Making Visible Monuments and Making Monuments Visible
Friday, 8 January Saturday, 9 January 1999
at the Finnish Institute
The aim of the seminar is to address the shifting significance of public sculpture within the urban environment. A principal theme will concern the fact that, whilst architectural or sculptural monuments may appear both static and permanent, in reality their physical presence and commemorative meanings are instead subject to continual alteration. Taking examples from a number of nations (including Ireland, Britain and Finland) we hope to explore specific instances of this phenomenon.
A particularly illustrative example concerns the recent controversy surrounding the equestrian statue of Marshal Mannerheim in Helsinki: the decision to erect a new Museum of Modern Art (Kiasma) in its immediate vicinity clearly revealed the symbolical meaningfulness of this monument as a focal point for contested interpretations of Finnish identity. The commissioning and construction of Kiasma served as a lens through which to re-evaluate changing attitudes towards public sculpture and, more importantly, the altered heroic status of Mannerheim in the nation's collective psyche.
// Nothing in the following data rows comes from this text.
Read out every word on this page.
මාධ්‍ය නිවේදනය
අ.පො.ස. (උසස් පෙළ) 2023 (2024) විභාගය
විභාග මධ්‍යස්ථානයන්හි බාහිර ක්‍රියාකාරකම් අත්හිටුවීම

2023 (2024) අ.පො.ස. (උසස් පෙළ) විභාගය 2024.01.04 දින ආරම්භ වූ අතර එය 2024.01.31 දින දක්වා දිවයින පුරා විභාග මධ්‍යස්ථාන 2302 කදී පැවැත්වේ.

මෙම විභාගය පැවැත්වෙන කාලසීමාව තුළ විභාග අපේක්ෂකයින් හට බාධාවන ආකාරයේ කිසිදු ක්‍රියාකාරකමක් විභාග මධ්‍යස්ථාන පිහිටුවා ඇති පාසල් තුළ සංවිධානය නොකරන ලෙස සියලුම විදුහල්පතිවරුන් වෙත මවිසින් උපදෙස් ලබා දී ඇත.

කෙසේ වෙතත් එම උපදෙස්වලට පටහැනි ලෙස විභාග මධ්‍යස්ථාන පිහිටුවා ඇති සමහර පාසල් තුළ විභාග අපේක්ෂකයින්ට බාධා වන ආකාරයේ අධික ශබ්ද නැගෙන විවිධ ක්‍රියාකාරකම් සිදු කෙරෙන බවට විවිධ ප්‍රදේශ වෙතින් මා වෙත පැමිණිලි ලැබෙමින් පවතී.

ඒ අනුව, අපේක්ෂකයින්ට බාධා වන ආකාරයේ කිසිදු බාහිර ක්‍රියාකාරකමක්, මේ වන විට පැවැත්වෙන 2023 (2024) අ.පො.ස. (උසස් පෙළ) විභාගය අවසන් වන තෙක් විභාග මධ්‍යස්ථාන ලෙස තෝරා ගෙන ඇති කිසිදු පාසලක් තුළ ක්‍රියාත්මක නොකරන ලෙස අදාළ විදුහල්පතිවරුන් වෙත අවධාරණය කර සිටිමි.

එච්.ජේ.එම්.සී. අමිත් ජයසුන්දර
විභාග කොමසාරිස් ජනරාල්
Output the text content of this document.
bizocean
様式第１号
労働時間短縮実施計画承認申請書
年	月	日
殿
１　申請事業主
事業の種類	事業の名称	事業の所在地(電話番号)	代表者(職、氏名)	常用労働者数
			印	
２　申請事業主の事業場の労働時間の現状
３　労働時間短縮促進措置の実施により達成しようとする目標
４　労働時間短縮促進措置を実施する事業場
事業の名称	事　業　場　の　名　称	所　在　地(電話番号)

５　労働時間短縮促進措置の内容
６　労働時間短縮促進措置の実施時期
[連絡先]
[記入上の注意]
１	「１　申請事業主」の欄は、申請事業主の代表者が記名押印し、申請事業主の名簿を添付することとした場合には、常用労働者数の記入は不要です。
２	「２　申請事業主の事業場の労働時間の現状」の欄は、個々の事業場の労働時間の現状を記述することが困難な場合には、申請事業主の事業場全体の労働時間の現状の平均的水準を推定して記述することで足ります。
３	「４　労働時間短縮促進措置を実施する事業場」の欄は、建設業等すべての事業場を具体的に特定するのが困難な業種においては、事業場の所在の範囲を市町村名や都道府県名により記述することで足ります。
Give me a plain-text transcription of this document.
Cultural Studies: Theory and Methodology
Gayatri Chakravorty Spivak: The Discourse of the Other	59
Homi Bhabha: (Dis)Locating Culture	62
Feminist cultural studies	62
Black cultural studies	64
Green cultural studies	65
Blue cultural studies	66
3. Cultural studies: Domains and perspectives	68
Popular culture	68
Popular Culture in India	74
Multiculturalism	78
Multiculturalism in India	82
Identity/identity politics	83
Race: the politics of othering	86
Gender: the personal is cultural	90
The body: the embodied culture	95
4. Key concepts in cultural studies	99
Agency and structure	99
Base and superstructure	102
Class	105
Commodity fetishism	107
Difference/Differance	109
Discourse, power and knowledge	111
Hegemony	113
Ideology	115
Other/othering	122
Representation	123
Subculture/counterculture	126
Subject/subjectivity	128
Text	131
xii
Furthermore the presence of this completed museum has both physically changed the urban context whilst also hierarchically challenging the position of Mannerheim: rather than peering up at the elevated bronze figure we are now able to view it at the same level from a viewing window in one of the galleries.
In addition we are also able to appreciate this sculpture, along with all the others in Helsinki, on the pages of a website set up and maintained by Helsinki City Art Museum. This raises a further question concerning how the internet provides an additional 'space' in which to site public art.
A number of invited guests, including representatives of Helsinki City Art Museum, will attend the conference in order to discuss such issues. Taking a number of related examples from a variety of contexts we hope to provide a forum in which to compare and contrast instances when monuments become dramatically visible before becoming visually occluded as they slip imperceptibly into assumed familiarity.